Equipment Testing

RRD Firestorm

 

2011

RRD Firestorm

Rrd 10

Board Feel

on the beach

RRD have a very comprehensive line-up of flat-water boards. They start their range with the new Fire Move for freemove sailing between their very successful Freestyle Wave and the Fire Ride for all-out freeride, next is the Fire Storm (tested here) for fast freeride, then Fire Race for freerace and finally the X Fire for race.

RRD decided to supply us with a Fire Storm for this test because they claim it offers great gybing and easy sailing combined with a very competitive top speed. The Fire Storm opts for no cut-outs in the tail and weighed in at 7.29kg, putting it slightly on the heavier side of this group. It is the second shortest board here, and also one of the widest. The 42cm MFC fin is (jointly with Goya) the biggest in test, and the Fire Storm comes fitted with very soft and comfortable DaKine straps as standard.

The mast-track is one of the furthest forward of the group, and particularly with smaller sails we found ourselves getting the best performance with it positioned just rear of centre. The board is actually very sensitive to mast-track position, and it’s well worth experimenting with this to get the best out of it. Too far forward and the shoulders get a bit catchy, too far back and it can suffer a bit from control. Spend some time to get it right and be prepared to adjust it for different sail sizes and conditions.

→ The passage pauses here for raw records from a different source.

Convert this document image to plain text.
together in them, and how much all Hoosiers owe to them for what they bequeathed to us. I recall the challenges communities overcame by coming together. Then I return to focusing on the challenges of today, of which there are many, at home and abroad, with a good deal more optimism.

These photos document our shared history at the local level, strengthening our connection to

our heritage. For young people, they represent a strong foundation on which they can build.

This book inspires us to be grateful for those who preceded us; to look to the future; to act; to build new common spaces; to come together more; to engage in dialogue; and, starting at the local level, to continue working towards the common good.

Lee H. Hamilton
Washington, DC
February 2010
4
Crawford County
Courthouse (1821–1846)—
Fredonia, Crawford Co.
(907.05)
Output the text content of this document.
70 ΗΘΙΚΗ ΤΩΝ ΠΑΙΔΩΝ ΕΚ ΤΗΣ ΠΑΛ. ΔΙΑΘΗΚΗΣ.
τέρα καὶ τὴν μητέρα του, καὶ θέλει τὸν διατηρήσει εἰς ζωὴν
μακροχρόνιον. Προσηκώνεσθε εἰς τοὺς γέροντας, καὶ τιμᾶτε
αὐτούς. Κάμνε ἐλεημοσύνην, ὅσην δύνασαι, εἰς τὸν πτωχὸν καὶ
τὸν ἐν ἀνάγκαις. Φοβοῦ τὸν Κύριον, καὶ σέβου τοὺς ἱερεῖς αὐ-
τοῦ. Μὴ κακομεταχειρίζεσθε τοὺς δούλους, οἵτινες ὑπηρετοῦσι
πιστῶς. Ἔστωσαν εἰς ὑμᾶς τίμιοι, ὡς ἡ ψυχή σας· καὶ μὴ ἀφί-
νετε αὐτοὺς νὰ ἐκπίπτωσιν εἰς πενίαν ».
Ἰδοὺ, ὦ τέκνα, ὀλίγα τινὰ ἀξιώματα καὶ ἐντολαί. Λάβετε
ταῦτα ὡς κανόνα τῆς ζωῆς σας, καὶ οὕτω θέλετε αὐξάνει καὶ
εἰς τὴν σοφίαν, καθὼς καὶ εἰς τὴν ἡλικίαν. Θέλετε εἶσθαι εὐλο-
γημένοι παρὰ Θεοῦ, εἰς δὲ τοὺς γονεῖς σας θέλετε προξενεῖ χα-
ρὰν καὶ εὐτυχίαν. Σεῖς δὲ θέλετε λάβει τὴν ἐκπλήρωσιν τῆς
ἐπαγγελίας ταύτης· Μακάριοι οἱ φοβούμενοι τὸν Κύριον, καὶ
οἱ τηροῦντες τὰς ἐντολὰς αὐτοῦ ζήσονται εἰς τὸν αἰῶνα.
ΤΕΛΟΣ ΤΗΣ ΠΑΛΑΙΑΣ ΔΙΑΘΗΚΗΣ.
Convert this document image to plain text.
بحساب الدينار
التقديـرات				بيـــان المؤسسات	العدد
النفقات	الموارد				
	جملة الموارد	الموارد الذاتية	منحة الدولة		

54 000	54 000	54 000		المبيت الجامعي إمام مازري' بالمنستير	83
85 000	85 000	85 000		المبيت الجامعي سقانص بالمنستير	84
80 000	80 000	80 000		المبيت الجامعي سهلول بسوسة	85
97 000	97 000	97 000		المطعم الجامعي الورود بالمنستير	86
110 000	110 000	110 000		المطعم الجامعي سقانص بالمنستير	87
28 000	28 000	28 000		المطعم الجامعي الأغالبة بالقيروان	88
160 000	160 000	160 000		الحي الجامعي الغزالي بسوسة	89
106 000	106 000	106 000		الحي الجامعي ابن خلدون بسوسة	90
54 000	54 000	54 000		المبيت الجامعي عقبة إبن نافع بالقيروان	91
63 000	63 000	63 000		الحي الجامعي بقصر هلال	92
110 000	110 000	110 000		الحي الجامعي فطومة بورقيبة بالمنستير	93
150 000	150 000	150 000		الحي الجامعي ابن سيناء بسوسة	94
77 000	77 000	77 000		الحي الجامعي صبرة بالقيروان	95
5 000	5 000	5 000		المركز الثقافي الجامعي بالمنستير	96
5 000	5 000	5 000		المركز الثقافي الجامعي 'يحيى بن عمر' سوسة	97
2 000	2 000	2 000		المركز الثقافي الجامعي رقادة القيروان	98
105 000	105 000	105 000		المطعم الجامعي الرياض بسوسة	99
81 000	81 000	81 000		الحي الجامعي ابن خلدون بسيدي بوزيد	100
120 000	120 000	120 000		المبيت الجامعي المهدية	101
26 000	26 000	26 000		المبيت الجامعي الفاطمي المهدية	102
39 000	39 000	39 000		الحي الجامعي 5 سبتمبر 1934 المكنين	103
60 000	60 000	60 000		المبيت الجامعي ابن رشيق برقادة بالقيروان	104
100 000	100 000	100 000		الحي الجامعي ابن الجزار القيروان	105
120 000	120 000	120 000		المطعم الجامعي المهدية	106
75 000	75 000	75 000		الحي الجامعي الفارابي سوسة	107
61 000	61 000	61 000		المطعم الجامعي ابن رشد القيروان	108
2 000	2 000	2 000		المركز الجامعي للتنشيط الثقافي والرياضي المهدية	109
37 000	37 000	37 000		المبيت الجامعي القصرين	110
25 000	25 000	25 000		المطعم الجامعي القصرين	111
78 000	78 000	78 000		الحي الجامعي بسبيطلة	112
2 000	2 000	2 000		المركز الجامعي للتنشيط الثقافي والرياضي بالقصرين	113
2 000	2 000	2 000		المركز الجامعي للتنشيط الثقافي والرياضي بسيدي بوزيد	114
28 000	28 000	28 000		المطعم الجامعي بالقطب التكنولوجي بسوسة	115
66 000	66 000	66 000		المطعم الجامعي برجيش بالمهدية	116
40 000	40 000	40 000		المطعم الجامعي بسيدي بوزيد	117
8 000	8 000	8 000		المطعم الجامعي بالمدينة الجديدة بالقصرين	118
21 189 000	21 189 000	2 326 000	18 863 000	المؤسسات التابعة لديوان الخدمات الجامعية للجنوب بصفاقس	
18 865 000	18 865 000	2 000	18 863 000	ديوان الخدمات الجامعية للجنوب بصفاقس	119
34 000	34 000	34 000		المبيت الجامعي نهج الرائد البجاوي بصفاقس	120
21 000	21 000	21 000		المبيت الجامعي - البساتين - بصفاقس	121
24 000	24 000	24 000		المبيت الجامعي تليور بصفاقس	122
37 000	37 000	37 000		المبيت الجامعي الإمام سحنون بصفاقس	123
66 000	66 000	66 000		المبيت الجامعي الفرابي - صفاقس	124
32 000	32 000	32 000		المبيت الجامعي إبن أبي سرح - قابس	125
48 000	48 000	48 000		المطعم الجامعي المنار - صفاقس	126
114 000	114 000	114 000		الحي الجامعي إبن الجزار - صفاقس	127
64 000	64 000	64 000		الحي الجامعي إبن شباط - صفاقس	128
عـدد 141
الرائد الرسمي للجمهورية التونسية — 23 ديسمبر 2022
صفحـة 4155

On the water the RRD sailing position is very comfortable and the outboard straps are well placed for blasting. The DaKine straps are very comfortable. For waveriding it’s great to have soft straps, but for straight line performance and freeriding some riders might prefer a slightly stiffer strap to give more feel and feedback from the board. The only criticism of comfort would be the rear deckpad, which (if you have big feet) finishes just under your heel when you’re in the outboard straps. This means that when blasting hard your heel is half on and half off the pad. It’s not a big problem, but noticeable nonetheless in the outboard rear strap position.

On flat water, with the track set correctly, the RRD is a fast board, but more importantly an easy board to sail. It can hold its own against most of this group for speed, but doesn’t require as much technique as some to get the best from it. The riding style is unique in that the board rides nicely off the fin, but at the same time feels like the shoulders are quite low. This makes the ride more controlled and a little less fast in feel.

In chop the RRD takes full advantage of its very good control. The windier and rougher it gets, the more the RRD excels. In very short, close chop, the low shoulders can catch a little, but in bigger chop and swell they help to give the board an extra element of control.

Where this board really excels, however, is in the gybe – it was the clear winner of this group when it came to the corners. The rails grip exceptionally well, delivering a very smooth arc that can be tightened at any point with ease. It’s slightly more sensitive to foot pressure than some of the other boards, but this is one of the factors that make it so great for more experienced gybers, while still remaining fully relevant for the less experienced. No matter how choppy the water or how overpowered our Clones were, there was never any sign of the RRD giving up in the turn.

RRD recommend a sail range of 6.0-7.5m for the Fire Storm, and we’d be inclined to agree. It definitely felt like we were on the limit with our 5.8 quiver sails, but the board was really comfortable with 7.0. For faster straight-line performance, particularly with smaller sails, you may want to try a 40cm fin – though the 42cm fin really helped with upwind performance with the bigger sails and ease of planing.

Price: £1280
Weight (bare): 7.29kg
Length: 233.5cm
Width: 68cm
Volume: 111L
Range sizes: 111, 120, 138


target buyer

The Fire Storm is exactly what it claims to be – a fast freeride board. It definitely felt like it leans more towards ‘freeride’ than ‘race’, but still had speed to hang with the best in most conditions – particularly when the going got rough. The gybing performance was exceptional, and overall the RRD is a very easy board to get the best from.